Of course, if you don’t realize others are seeing and feeling different things, you might well act less caring toward them.

It takes autistic children far longer than children without autism to realize other people have different experiences and perspectives – and the timing of this development varies greatly. But that doesn’t mean, once people with autism spectrum disorder do become aware of other people’s experience, that they don’t care or want to connect.
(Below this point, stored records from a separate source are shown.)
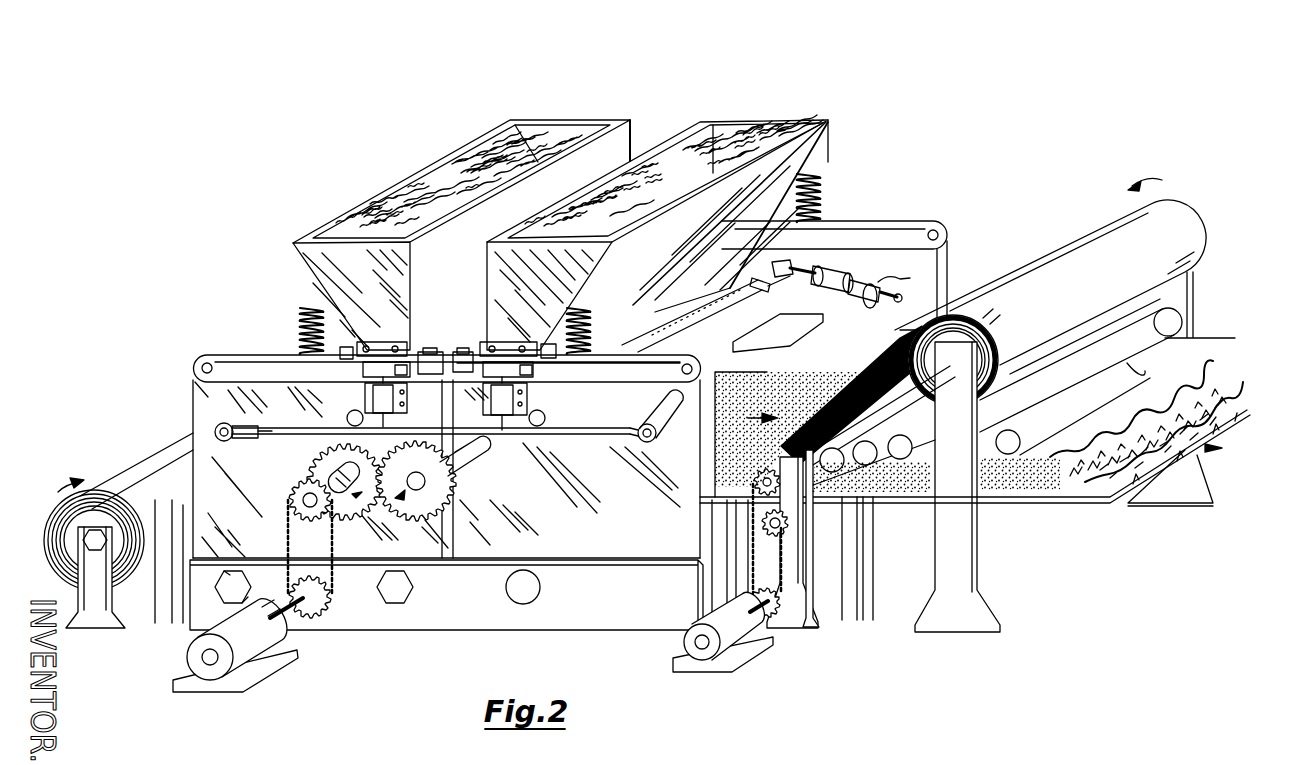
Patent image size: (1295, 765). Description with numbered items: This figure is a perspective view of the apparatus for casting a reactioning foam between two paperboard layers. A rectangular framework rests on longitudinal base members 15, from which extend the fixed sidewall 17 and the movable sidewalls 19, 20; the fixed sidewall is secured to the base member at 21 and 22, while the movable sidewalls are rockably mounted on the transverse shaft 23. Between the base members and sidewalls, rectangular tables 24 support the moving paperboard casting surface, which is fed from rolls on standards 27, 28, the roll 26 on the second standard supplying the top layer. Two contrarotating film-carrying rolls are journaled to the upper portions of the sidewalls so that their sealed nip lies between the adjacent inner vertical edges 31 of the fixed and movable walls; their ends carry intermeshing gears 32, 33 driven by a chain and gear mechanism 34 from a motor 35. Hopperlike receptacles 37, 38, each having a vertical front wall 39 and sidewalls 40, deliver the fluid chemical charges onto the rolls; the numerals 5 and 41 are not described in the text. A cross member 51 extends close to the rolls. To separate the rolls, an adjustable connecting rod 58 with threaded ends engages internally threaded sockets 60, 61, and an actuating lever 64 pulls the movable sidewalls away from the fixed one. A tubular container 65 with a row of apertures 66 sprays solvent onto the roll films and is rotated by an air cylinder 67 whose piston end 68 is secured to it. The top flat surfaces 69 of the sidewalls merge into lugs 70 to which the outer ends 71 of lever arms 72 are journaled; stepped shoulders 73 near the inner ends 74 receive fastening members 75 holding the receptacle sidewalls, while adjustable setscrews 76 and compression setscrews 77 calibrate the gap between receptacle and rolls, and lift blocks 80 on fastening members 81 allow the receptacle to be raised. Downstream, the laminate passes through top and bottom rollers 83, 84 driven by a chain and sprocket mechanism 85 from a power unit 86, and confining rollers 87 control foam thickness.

The supply roll 5 is at (60, 538).
The base member 15 is at (446, 632).
The fixed sidewall 17 is at (210, 490).
The movable sidewall 19 is at (446, 469).
The movable sidewall 20 is at (925, 278).
The securing point 21 is at (230, 590).
The securing point 22 is at (398, 590).
The transverse shaft 23 is at (525, 604).
The rectangular table 24 is at (1100, 500).
The roll of paperboard 26 is at (1153, 222).
The standard 27 is at (93, 617).
The standard 28 is at (950, 537).
The inner vertical edge 31 is at (444, 542).
The gear 32 is at (328, 462).
The gear 33 is at (437, 482).
The chain and gear mechanism 34 is at (337, 580).
The motor 35 is at (247, 640).
The receptacle 37 is at (473, 180).
The receptacle 38 is at (727, 147).
The front wall 39 is at (457, 233).
The sidewall 40 is at (335, 243).
The hopper end wall 41 is at (292, 268).
The cross member 51 is at (778, 333).
The adjustable connecting rod 58 is at (577, 434).
The internally threaded socket 60 is at (247, 436).
The internally threaded socket 61 is at (635, 428).
The actuating lever 64 is at (668, 407).
The tubular container 65 is at (677, 330).
The aperture 66 is at (708, 307).
The air cylinder 67 is at (837, 288).
The piston end 68 is at (760, 283).
The top flat surface 69 is at (253, 380).
The lug 70 is at (200, 358).
The outer end 71 is at (233, 350).
The lever arm 72 is at (277, 347).
The stepped shoulder 73 is at (497, 345).
The inner end 74 is at (432, 372).
The fastening member 75 is at (380, 363).
The adjustable setscrew 76 is at (343, 380).
The compression setscrew 77 is at (300, 310).
The lift block 80 is at (500, 370).
The fastening member 81 is at (380, 352).
The top roller 83 is at (823, 477).
The bottom roller 84 is at (820, 510).
The chain and sprocket mechanism 85 is at (780, 587).
The power unit 86 is at (767, 643).
The confining roller 87 is at (1183, 318).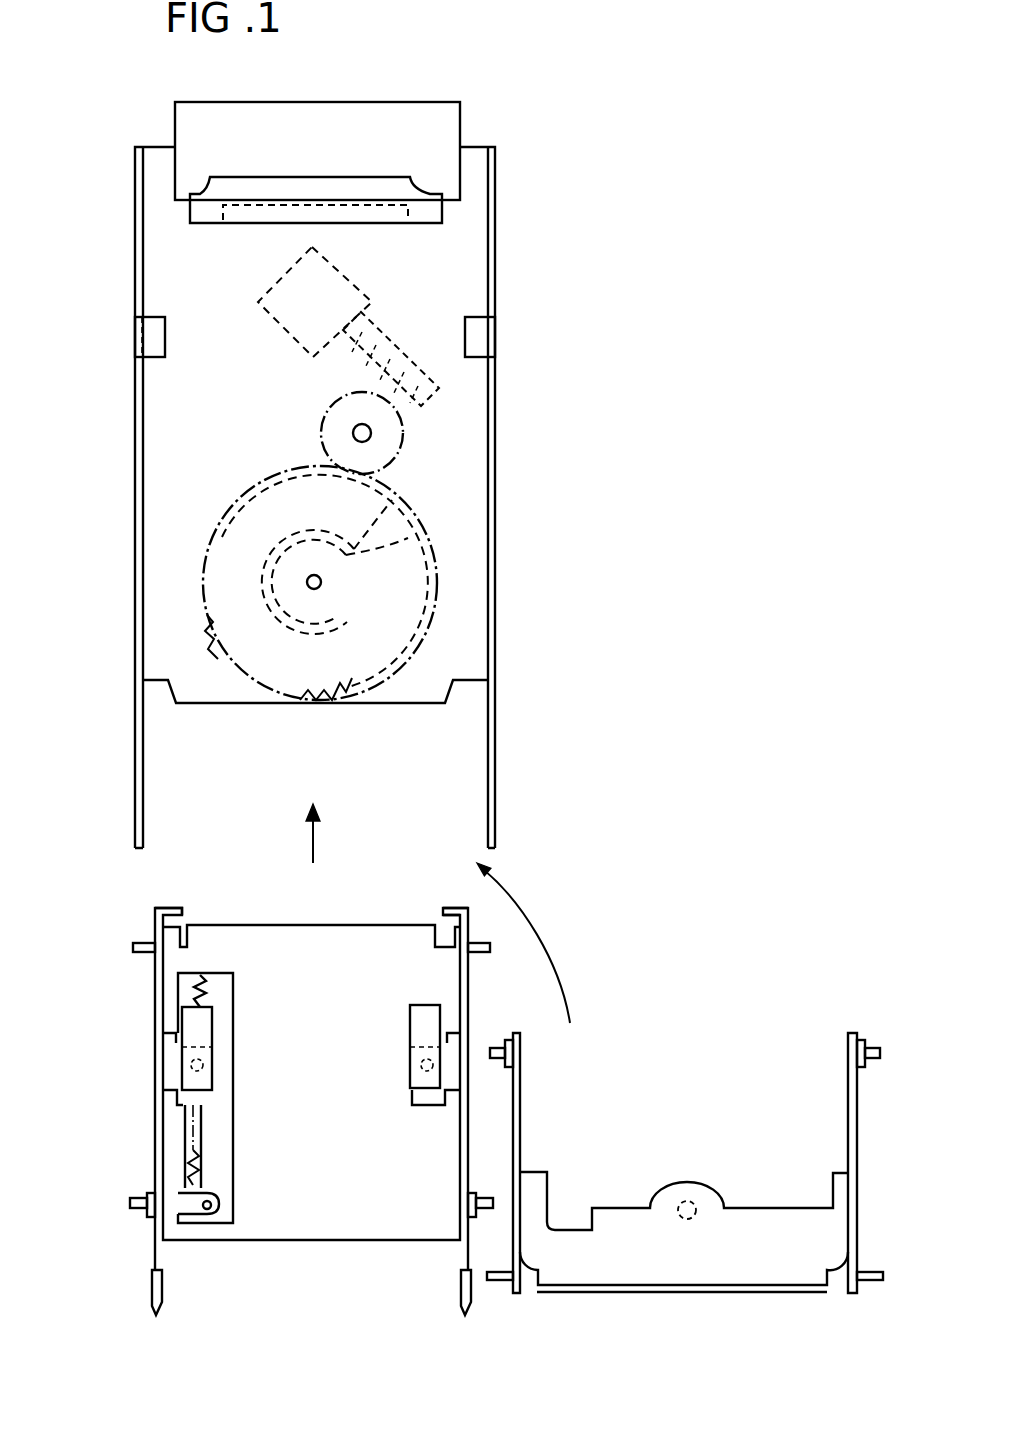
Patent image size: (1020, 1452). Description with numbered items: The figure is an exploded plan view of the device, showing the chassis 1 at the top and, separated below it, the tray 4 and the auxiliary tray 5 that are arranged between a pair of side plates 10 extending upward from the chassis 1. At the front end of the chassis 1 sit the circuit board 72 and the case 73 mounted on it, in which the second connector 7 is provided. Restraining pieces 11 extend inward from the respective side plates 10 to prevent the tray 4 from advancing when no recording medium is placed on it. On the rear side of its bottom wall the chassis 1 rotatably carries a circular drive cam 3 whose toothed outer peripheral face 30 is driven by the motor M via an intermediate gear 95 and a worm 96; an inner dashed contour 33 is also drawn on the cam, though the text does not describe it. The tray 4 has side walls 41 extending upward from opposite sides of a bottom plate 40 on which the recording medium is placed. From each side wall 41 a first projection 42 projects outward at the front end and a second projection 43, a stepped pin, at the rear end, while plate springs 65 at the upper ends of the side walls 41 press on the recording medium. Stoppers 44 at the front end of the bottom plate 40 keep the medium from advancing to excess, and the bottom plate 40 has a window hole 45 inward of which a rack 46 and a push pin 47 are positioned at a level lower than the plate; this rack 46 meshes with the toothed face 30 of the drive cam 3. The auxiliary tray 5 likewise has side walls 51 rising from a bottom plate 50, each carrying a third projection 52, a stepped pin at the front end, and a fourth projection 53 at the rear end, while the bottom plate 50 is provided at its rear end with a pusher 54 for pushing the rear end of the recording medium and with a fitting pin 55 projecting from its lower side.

The chassis 1 is at (503, 277).
The drive cam 3 is at (397, 497).
The tray 4 is at (298, 1062).
The auxiliary tray 5 is at (685, 1175).
The second connector 7 is at (282, 217).
The side plate 10 is at (135, 562).
The restraining piece 11 is at (478, 347).
The toothed outer peripheral face 30 is at (250, 487).
The ring 33 is at (397, 530).
The bottom plate 40 is at (348, 940).
The side wall 41 is at (155, 1033).
The first projection 42 is at (134, 942).
The second projection 43 is at (130, 1208).
The stopper 44 is at (173, 908).
The window hole 45 is at (230, 1046).
The rack 46 is at (202, 1160).
The push pin 47 is at (214, 1210).
The bottom plate 50 is at (617, 1223).
The side wall 51 is at (520, 1138).
The third projection 52 is at (513, 1088).
The fourth projection 53 is at (493, 1283).
The pusher 54 is at (630, 1293).
The fitting pin 55 is at (703, 1198).
The plate spring 65 is at (412, 1020).
The circuit board 72 is at (410, 122).
The case 73 is at (402, 185).
The intermediate gear 95 is at (403, 457).
The worm 96 is at (430, 405).
The motor M is at (263, 295).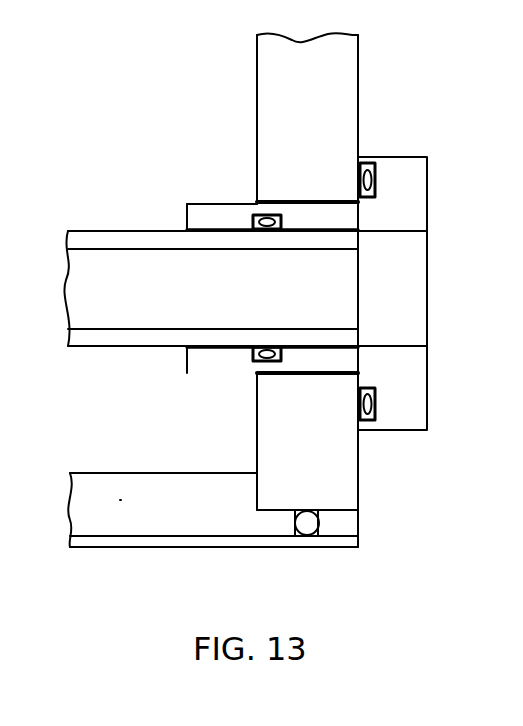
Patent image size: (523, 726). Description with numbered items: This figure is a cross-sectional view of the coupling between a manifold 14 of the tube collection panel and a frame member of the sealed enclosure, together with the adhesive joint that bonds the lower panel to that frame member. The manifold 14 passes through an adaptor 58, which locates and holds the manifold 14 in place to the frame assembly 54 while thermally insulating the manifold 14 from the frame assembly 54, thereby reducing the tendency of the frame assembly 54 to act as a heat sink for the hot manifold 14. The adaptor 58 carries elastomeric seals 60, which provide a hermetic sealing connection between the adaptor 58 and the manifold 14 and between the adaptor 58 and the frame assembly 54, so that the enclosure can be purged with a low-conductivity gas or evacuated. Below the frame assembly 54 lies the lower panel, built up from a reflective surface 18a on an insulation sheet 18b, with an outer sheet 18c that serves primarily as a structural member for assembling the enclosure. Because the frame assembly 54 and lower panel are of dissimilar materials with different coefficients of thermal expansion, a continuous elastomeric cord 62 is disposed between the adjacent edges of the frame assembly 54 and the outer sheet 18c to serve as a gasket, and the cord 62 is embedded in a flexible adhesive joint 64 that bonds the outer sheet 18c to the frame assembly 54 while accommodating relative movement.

The manifold 14 is at (117, 240).
The reflective surface 18a is at (136, 473).
The insulation sheet 18b is at (108, 497).
The outer sheet 18c is at (150, 546).
The frame assembly 54 is at (350, 80).
The adaptor 58 is at (420, 190).
The elastomeric seal 60 is at (255, 220).
The elastomeric cord 62 is at (303, 524).
The flexible adhesive joint 64 is at (348, 525).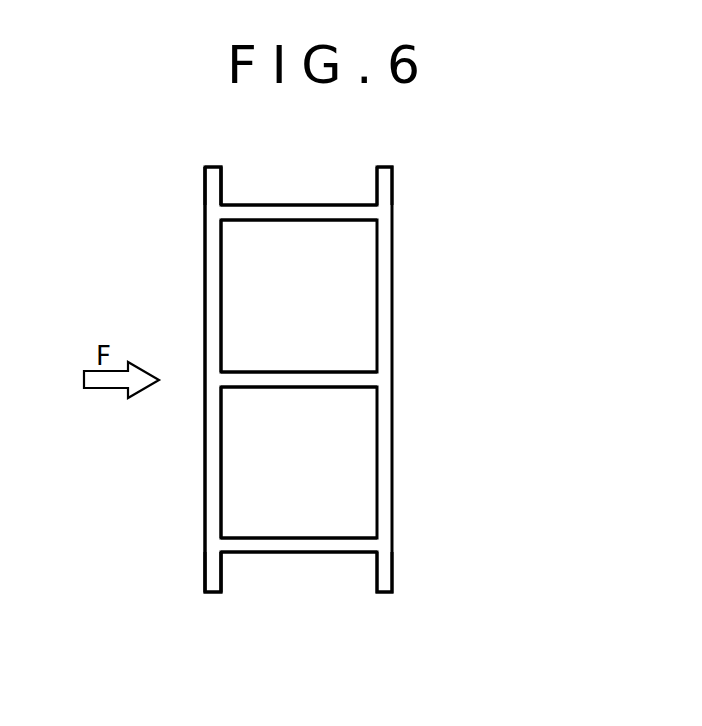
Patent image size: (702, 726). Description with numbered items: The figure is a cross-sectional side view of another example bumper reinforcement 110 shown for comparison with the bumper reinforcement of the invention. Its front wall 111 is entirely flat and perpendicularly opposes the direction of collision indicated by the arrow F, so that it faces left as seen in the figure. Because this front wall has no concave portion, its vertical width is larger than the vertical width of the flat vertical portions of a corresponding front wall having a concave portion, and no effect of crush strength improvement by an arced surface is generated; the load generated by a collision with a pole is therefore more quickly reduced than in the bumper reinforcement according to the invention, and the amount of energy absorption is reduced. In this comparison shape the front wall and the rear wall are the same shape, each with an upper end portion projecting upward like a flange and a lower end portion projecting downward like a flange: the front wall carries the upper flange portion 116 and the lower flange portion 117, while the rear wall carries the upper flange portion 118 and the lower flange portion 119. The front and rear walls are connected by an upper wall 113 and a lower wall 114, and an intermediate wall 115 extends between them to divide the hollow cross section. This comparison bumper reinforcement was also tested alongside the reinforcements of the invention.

The reinforcement member 110 is at (422, 248).
The side wall 111 is at (205, 250).
The upper wall 113 is at (317, 205).
The lower wall 114 is at (300, 553).
The intermediate wall 115 is at (333, 372).
The upper left protruding portion 116 is at (205, 180).
The lower left protruding portion 117 is at (205, 575).
The upper right protruding portion 118 is at (392, 195).
The lower right protruding portion 119 is at (392, 572).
Schwarz, of the New England Asperger’s association, says all the autistic adults he knows over the age of 18 have a better sense of what others know than the Sally/Anne test suggests.

When it comes to not understanding the inner state of minds too different from our own, most people also do a lousy job, Schwarz says. “But the non-autistic majority gets a free pass because, if they assume that the other person’s mind works like their own, they have a much better chance of being right.”

Thus, when, for example, a child with Asperger’s talks incessantly about his intense interests, he isn’t deliberately dominating the conversation so much as simply failing to consider that there may be a difference between his interests and those of his peers.

In terms of the caring aspect of empathy, a lively discussion that would seem to support  Markrams’ theory appeared on the website for people with autism spectrum disorder called, after a mother wrote to ask whether her empathetic but socially immature daughter could possibly have Asperger’s.

“If anything, I struggle with having too much empathy,” one person says. “If someone else is upset, I am upset. There were times during school when other people were misbehaving and, if the teacher scolded them, I felt like they were scolding me.”

Said another, “I am clueless when it comes to reading subtle cues but I am very empathic. I can walk into a room and feel what everyone is feeling and I think this is actually quite common in AS/autism. The problem is that it all comes in faster than I can process it.”

Studies have found that when people are overwhelmed by empathetic feelings, they tend to pull back. When someone else’s pain affects you deeply, it can be hard to reach out rather than turn away.

For people with autism spectrum disorder, these empathetic feelings might be so intense that they withdraw in a way that appears cold or uncaring.

“These children are really not unemotional. They do want to interact – it’s just difficult for them,” Markram says. “It’s quite sad, because these are quite capable people. But the world is just too intense, so they have to withdraw.”